Due to a lack of information about the route to Kham Duc (Phuoc Son) via Ha Lam and Route 14e, specifically the accommodation options en-route, we decide to take the more travelled Route 608, 609, 14b, via Ai Nghia and Thuong Duc, overnighting at Thanh My.
The ride out of Hoi An is fantastic, with flat roads through rice fields, passing under Route 1 along the way. At this stage we’re averaging over 20km/hr for the first time (20.1km/hr, to be precise!) and making great progress, despite the heat.
We eat our baguette and crisps lunch down a seemingly deserted dirt track off the main road, but within minutes these two guys (pictured) have appeared. As you can see, they are fascinated by our bikes and cycle helmets. It’s all good fun though!
Our speedy progress can’t last but, even as we begin to slow in the heat after lunch, and as a few small hills begin to appear, we still make it to our overnight stop at Thanh My in good time.
Thanh My is bigger than we expected, with at least 7 or 8 guesthouses to choose from. Once we’ve woken up the teenager at the front desk from his afternoon nap, we take a very clean but minimal room (ie: no furniture apart from a bed!) for 150,000 VND in the newest looking guesthouse in town.

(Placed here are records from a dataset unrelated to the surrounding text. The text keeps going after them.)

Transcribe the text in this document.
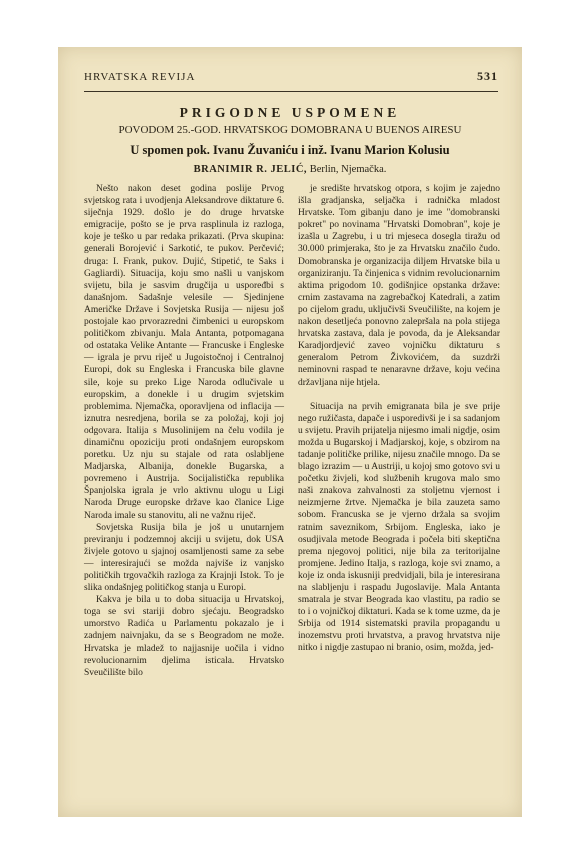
HRVATSKA REVIJA	531
PRIGODNE USPOMENE
POVODOM 25.-GOD. HRVATSKOG DOMOBRANA U BUENOS AIRESU
U spomen pok. Ivanu Žuvaniću i inž. Ivanu Marion Kolusiu
BRANIMIR R. JELIĆ, Berlin, Njemačka.

Nešto nakon deset godina poslije Prvog svjetskog rata i uvodjenja Aleksandrove diktature 6. siječnja 1929. došlo je do druge hrvatske emigracije, pošto se je prva rasplinula iz razloga, koje je teško u par redaka prikazati. (Prva skupina: generali Borojević i Sarkotić, te pukov. Perčević; druga: I. Frank, pukov. Dujić, Stipetić, te Saks i Gagliardi). Situacija, koju smo našli u vanjskom svijetu, bila je sasvim drugčija u uspoređbi s današnjom. Sadašnje velesile — Sjedinjene Američke Države i Sovjetska Rusija — nijesu još postojale kao prvorazredni čimbenici u europskom političkom zbivanju. Mala Antanta, potpomagana od ostataka Velike Antante — Francuske i Engleske — igrala je prvu riječ u Jugoistočnoj i Centralnoj Europi, dok su Engleska i Francuska bile glavne sile, koje su preko Lige Naroda odlučivale u europskim, a donekle i u drugim svjetskim problemima. Njemačka, oporavljena od inflacija — iznutra nesredjena, borila se za položaj, koji joj odgovara. Italija s Musolinijem na čelu vodila je dinamičnu opoziciju proti ondašnjem europskom poretku. Uz nju su stajale od rata oslabljene Madjarska, Albanija, donekle Bugarska, a povremeno i Austrija. Socijalistička republika Španjolska igrala je vrlo aktivnu ulogu u Ligi Naroda Druge europske države kao članice Lige Naroda imale su stanovitu, ali ne važnu riječ.

Sovjetska Rusija bila je još u unutarnjem previranju i podzemnoj akciji u svijetu, dok USA živjele gotovo u sjajnoj osamljenosti same za sebe — interesirajući se možda najviše iz vanjsko političkih trgovačkih razloga za Krajnji Istok. To je slika ondašnjeg političkog stanja u Europi.

Kakva je bila u to doba situacija u Hrvatskoj, toga se svi stariji dobro sjećaju. Beogradsko umorstvo Radića u Parlamentu pokazalo je i zadnjem naivnjaku, da se s Beogradom ne može. Hrvatska je mladež to najjasnije uočila i vidno revolucionarnim djelima isticala. Hrvatsko Sveučilište bilo

je središte hrvatskog otpora, s kojim je zajedno išla gradjanska, seljačka i radnička mladost Hrvatske. Tom gibanju dano je ime "domobranski pokret" po novinama "Hrvatski Domobran", koje je izašla u Zagrebu, i u tri mjeseca dosegla tiražu od 30.000 primjeraka, što je za Hrvatsku značilo čudo. Domobranska je organizacija diljem Hrvatske bila u organiziranju. Ta činjenica s vidnim revolucionarnim aktima prigodom 10. godišnjice opstanka države: crnim zastavama na zagrebačkoj Katedrali, a zatim po cijelom gradu, uključivši Sveučilište, na kojem je nakon desetljeća ponovno zalepršala na pola stijega hrvatska zastava, dala je povoda, da je Aleksandar Karadjordjević zaveo vojničku diktaturu s generalom Petrom Živkovićem, da suzdrži neminovni raspad te nenaravne države, koju većina državljana nije htjela.

Situacija na prvih emigranata bila je sve prije nego ružičasta, dapače i usporedivši je i sa sadanjom u svijetu. Pravih prijatelja nijesmo imali nigdje, osim možda u Bugarskoj i Madjarskoj, koje, s obzirom na tadanje političke prilike, nijesu značile mnogo. Da se blago izrazim — u Austriji, u kojoj smo gotovo svi u početku živjeli, kod službenih krugova malo smo naši znakova zahvalnosti za stoljetnu vjernost i neizmjerne žrtve. Njemačka je bila zauzeta samo sobom. Francuska se je vjerno držala sa svojim ratnim saveznikom, Srbijom. Engleska, iako je osudjivala metode Beograda i počela biti skeptična prema njegovoj politici, nije bila za teritorijalne promjene. Jedino Italja, s razloga, koje svi znamo, a koje iz onda iskusniji predvidjali, bila je interesirana na slabljenju i raspadu Jugoslavije. Mala Antanta smatrala je stvar Beograda kao vlastitu, pa radio se to i o vojničkoj diktaturi. Kada se k tome uzme, da je Srbija od 1914 sistematski pravila propagandu u inozemstvu proti hrvatstva, a pravog hrvatstva nije nitko i nigdje zastupao ni branio, osim, možda, jed-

The bed is as hard as a piece of wood, but we’re tired enough not to care.
Finding food in this town is a bit more challenging though… it involves a walk along the main drag in darkness, as dogs bark and people cook food but as usual it’s often hard to tell if it’s a restaurant or just someone’s front room. We eventually find something to eat; it’s not the greatest meal in the world, but tonight, it will do.